Suppose $C$ is a curve on $X$ such that $C$ is moved by $i$ i.e. $C\neq i(C)$. Let $C'$ be any curve such that $C'$ is linearly equivalent to $C$.
1) Then is it true that $C'\neq i(C')$ ?
2) Also is $i(C)$ linearly equivalent to $i(C')$? That is i want to check if $O(i(C))=O(i(C'))$. I don't know if this is true.
Any help would be very useful.
For the first question the answer is no. Suppose that $X = \mathbb{P}^2$, $C$ is given by $xy-z^2=0$ and $i(x:y:z) = (x:z:y)$. Note that $i(C)$ is defined by $xz-y^2=0$. We have that $C' = \{ x^2+y^2+z^2 =0\}$ is linearly equivalent to $C$, as every conic is, and invariant by $i$.

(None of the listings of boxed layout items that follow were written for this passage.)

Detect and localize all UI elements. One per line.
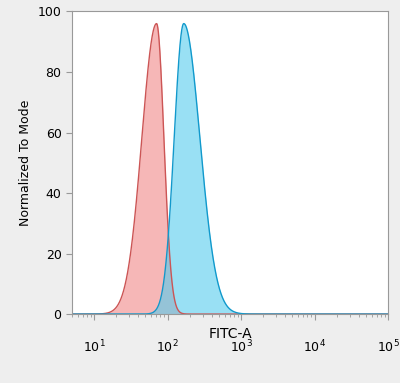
Text: $10^{3}$: $10^{3}$ <box>230 339 252 356</box>
X-axis label: FITC-A: FITC-A <box>208 327 252 341</box>
Text: $10^{2}$: $10^{2}$ <box>156 339 179 356</box>
Y-axis label: Normalized To Mode: Normalized To Mode <box>19 100 32 226</box>
Text: $10^{4}$: $10^{4}$ <box>303 339 326 356</box>
Text: $10^{5}$: $10^{5}$ <box>376 339 400 356</box>
Text: $10^{1}$: $10^{1}$ <box>83 339 106 356</box>
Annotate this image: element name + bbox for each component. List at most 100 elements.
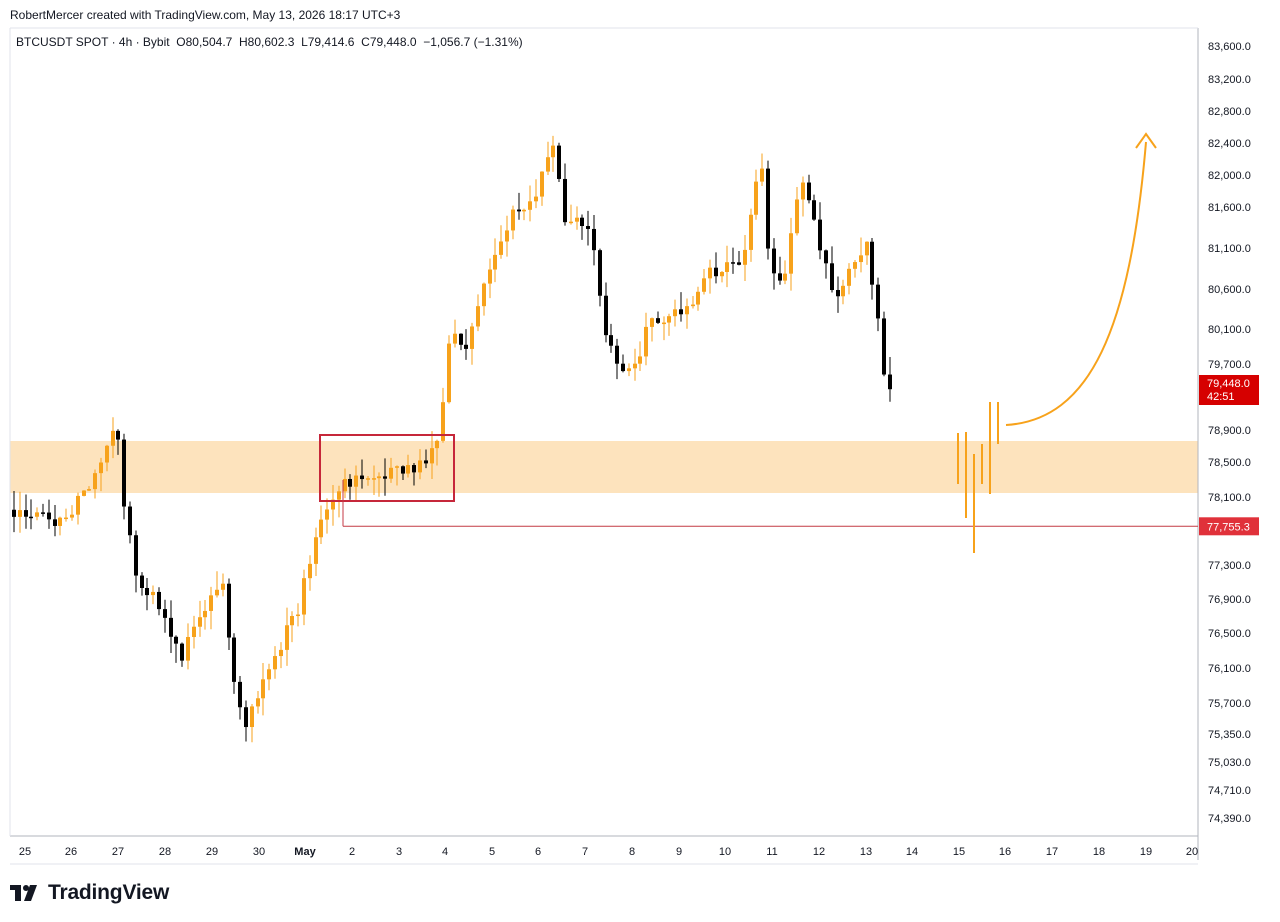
price-tick-label: 76,900.0: [1208, 594, 1251, 606]
symbol-name[interactable]: BTCUSDT SPOT · 4h · Bybit: [16, 35, 170, 49]
candle-body: [273, 656, 277, 670]
time-tick-label: 10: [719, 846, 731, 858]
candle-body: [807, 182, 811, 201]
candle-body: [627, 368, 631, 372]
candle-body: [604, 295, 608, 336]
candle-body: [82, 490, 86, 496]
candle-body: [331, 499, 335, 510]
time-tick-label: 8: [629, 846, 635, 858]
candle-body: [215, 589, 219, 596]
candle-body: [673, 309, 677, 317]
candle-body: [76, 495, 80, 515]
candle-body: [841, 285, 845, 297]
candle-body: [650, 318, 654, 327]
candle-body: [169, 617, 173, 637]
price-tick-label: 82,800.0: [1208, 106, 1251, 118]
candle-body: [186, 636, 190, 661]
candle-body: [586, 226, 590, 229]
candle-body: [418, 460, 422, 473]
candle-body: [766, 168, 770, 249]
candle-body: [882, 318, 886, 375]
candle-body: [285, 625, 289, 650]
time-tick-label: 17: [1046, 846, 1058, 858]
candle-body: [563, 178, 567, 223]
support-zone-layer: [10, 441, 1198, 493]
tv-logo-icon: [10, 885, 37, 901]
candle-body: [111, 430, 115, 446]
high-value: 80,602.3: [247, 35, 295, 49]
current-price-badge: [1199, 375, 1259, 405]
projection-arrow-head: [1135, 132, 1157, 149]
close-label: C: [361, 35, 370, 49]
time-tick-label: 29: [206, 846, 218, 858]
candle-body: [801, 182, 805, 200]
time-tick-label: 12: [813, 846, 825, 858]
candle-body: [731, 262, 735, 264]
axes-layer: [9, 27, 1199, 865]
candle-body: [499, 241, 503, 255]
price-tick-label: 74,390.0: [1208, 813, 1251, 825]
candle-body: [865, 241, 869, 256]
candle-body: [192, 626, 196, 637]
price-tick-label: 75,700.0: [1208, 698, 1251, 710]
time-tick-label: 6: [535, 846, 541, 858]
time-tick-label: May: [294, 846, 316, 858]
candle-body: [360, 475, 364, 480]
time-tick-label: 20: [1186, 846, 1198, 858]
candle-body: [279, 649, 283, 657]
candle-body: [180, 643, 184, 661]
candle-body: [64, 517, 68, 520]
price-tick-label: 76,500.0: [1208, 628, 1251, 640]
candle-body: [708, 267, 712, 279]
price-tick-label: 81,100.0: [1208, 243, 1251, 255]
candle-body: [575, 217, 579, 222]
candle-body: [667, 316, 671, 323]
time-tick-label: 11: [766, 846, 777, 858]
candle-body: [517, 209, 521, 212]
candle-body: [383, 476, 387, 479]
candle-body: [267, 669, 271, 680]
price-tick-label: 78,900.0: [1208, 425, 1251, 437]
candle-body: [424, 460, 428, 464]
candle-body: [691, 304, 695, 307]
candle-body: [888, 374, 892, 390]
time-tick-label: 25: [19, 846, 31, 858]
brand-name: TradingView: [48, 881, 170, 904]
candle-body: [412, 465, 416, 473]
candle-body: [870, 241, 874, 285]
current-price-value: 79,448.0: [1207, 378, 1250, 390]
time-tick-label: 26: [65, 846, 77, 858]
candle-body: [754, 181, 758, 215]
price-tick-label: 76,100.0: [1208, 663, 1251, 675]
projection-arrow-path: [1005, 141, 1147, 426]
candle-body: [35, 512, 39, 517]
candle-body: [459, 333, 463, 345]
candle-body: [372, 478, 376, 480]
candle-body: [163, 609, 167, 618]
candle-body: [348, 478, 352, 487]
price-tick-label: 83,600.0: [1208, 41, 1251, 53]
candle-body: [18, 510, 22, 517]
candle-body: [343, 478, 347, 492]
candle-body: [760, 168, 764, 182]
candle-body: [621, 363, 625, 372]
price-tick-label: 83,200.0: [1208, 74, 1251, 86]
time-tick-label: 3: [396, 846, 402, 858]
candle-body: [685, 306, 689, 315]
candle-body: [395, 466, 399, 468]
candle-body: [93, 473, 97, 490]
candle-body: [290, 616, 294, 626]
candle-body: [41, 512, 45, 514]
candle-body: [12, 509, 16, 517]
price-tick-label: 74,710.0: [1208, 785, 1251, 797]
candle-body: [29, 516, 33, 519]
candle-body: [789, 233, 793, 274]
candle-body: [366, 478, 370, 480]
tradingview-logo[interactable]: TradingView: [10, 878, 169, 908]
candle-body: [580, 217, 584, 227]
candle-body: [859, 255, 863, 263]
candle-body: [836, 290, 840, 297]
candle-body: [482, 283, 486, 307]
candle-body: [511, 209, 515, 231]
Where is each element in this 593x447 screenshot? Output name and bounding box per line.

For the second question, the answer is yes. Let $i\colon X \rightarrow X$ be any automorphism. If $C$ and $C'$ are linearly equivalent, then there exists a rational function $f$ such that ${\rm div}(f) = C-C'$. Then we see that ${\rm div}(f\circ i^{-1}) = i(C)-i(C')$ i.e. $i(C)$ and $i(C')$ are linearly equivalent.